The spirit of Hike it Baby that endures for me, beyond meeting up for hikes, is the desire to instill in our children the glory of time spent outside. Nature is a space for us to unwind and reenergize, all at the same time. We know time spent in nature is good for us and science agrees. Recently I interviewed Dr. Marc Berman, Director of the Environmental Neuroscience Laboratory at the University of Chicago. His lab focuses on determining why nature is good for us and what it does to our brain chemistry.
Marc, what can you tell us about what scientists already know about nature’s impact on our health?
Science and scientists all agree that nature and natural environments are good for us. However, what we have not determined is why they are good for us. A couple of factors could be at play here; a better air quality, being more likely to exercise, our brain simply likes being outside, or a number of other things.
In a study done recently, that documented how patients who recovered from gall bladder surgery had their recovery times reduced simply by having a room with a view of the park instead of the parking garage. Obviously, in that instance, the air quality and exercise factors don’t play into the equation, so there has to be something about your brain’s capacity to visually interpret the nature outside the window.
So, the visual appearance matters. Do both adults and children show this preference?
We know that adults prefer pictures of nature. That is true across cultures, ethnicities, and races. Different types of cultures value different aesthetics or types of nature- but they all value it. Our lab is currently running a study to see whether children also prefer nature, or if it is something they learn as they age.

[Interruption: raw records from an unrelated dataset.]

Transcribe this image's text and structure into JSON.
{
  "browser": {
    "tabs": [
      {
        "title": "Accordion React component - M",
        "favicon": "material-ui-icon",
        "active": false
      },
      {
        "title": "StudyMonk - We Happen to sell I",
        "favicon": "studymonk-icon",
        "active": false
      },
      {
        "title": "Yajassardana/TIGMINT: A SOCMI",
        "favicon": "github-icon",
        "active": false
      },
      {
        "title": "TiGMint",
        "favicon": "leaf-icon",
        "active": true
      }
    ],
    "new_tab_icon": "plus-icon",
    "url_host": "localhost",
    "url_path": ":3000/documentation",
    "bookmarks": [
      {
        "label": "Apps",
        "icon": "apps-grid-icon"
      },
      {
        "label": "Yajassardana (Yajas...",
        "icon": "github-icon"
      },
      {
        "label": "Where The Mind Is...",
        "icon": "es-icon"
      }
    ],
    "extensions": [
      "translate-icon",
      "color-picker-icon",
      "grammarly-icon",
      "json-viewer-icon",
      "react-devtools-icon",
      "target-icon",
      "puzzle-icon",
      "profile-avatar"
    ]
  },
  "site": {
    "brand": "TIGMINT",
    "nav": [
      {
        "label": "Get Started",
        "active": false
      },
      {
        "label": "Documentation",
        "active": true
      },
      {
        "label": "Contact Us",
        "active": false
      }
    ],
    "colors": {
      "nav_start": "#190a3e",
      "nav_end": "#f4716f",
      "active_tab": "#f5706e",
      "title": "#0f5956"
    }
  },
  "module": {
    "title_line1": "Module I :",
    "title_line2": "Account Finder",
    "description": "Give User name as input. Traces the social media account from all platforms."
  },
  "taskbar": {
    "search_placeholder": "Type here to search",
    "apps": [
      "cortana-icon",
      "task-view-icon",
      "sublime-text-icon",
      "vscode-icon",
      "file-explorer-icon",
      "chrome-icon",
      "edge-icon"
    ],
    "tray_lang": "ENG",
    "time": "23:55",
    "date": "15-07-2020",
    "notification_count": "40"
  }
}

If being outside is important, does it matter where you are? Or is simply being outside the goal?
Currently there are studies running that factor in location. These studies focus on if the type of environment matters, ie. a local park, national park, outside on a busy street, or indoors. There is a factor that deals with directed versus involuntary attention. Directed attention is when you choose to focus on a stimulant. This is what you do when you are working or at school. This type of attention can become fatigued, which is why you are tired at 3 pm or after a long day of work. The other type of attention, involuntary, happens when bright lights or loud noises occur. Your brain cannot help noticing these images and sounds. This type of attention cannot be fatigued.
By going on a hike in a location where your directed attention is at a minimum and your involuntary attention is focusing on the interplay of light on the leaves or a landscape, you allow your brain to rest and restore itself. Now if you are at a gorgeous park but talking all the time on a cell phone, which requires you to pay attention, then you won’t be receiving the maximum benefit.
That is really cool. Is there anything else that you’d like to share with the Hike it Baby community?
There was recently a study done in Ann Arbor that showed it doesn’t matter if the walk was quantifiably good or bad, your brain still received the restorative benefits from nature. We had subjects go for a walk on a perfect summer day and a blustery cold January day. While the second group rated their walk poorer, their brains showed the same amounts of rejuvenation as the walkers in the summer.
That’s proof of what most Hike it Baby families already know, getting outside is great for us, even when the weather isn’t.
For those of you who would like to learn more, there are labs that focus on research specifically with children in nature. Dr. Louise Chawla of the Environmental Design Program at the University of Colorado recently wrote an article encouraging the integration of green spaces around children’s homes and schools as well as throughout cities by urban trails, parks and what she calls “rough spaces” to encourage children’s creative play.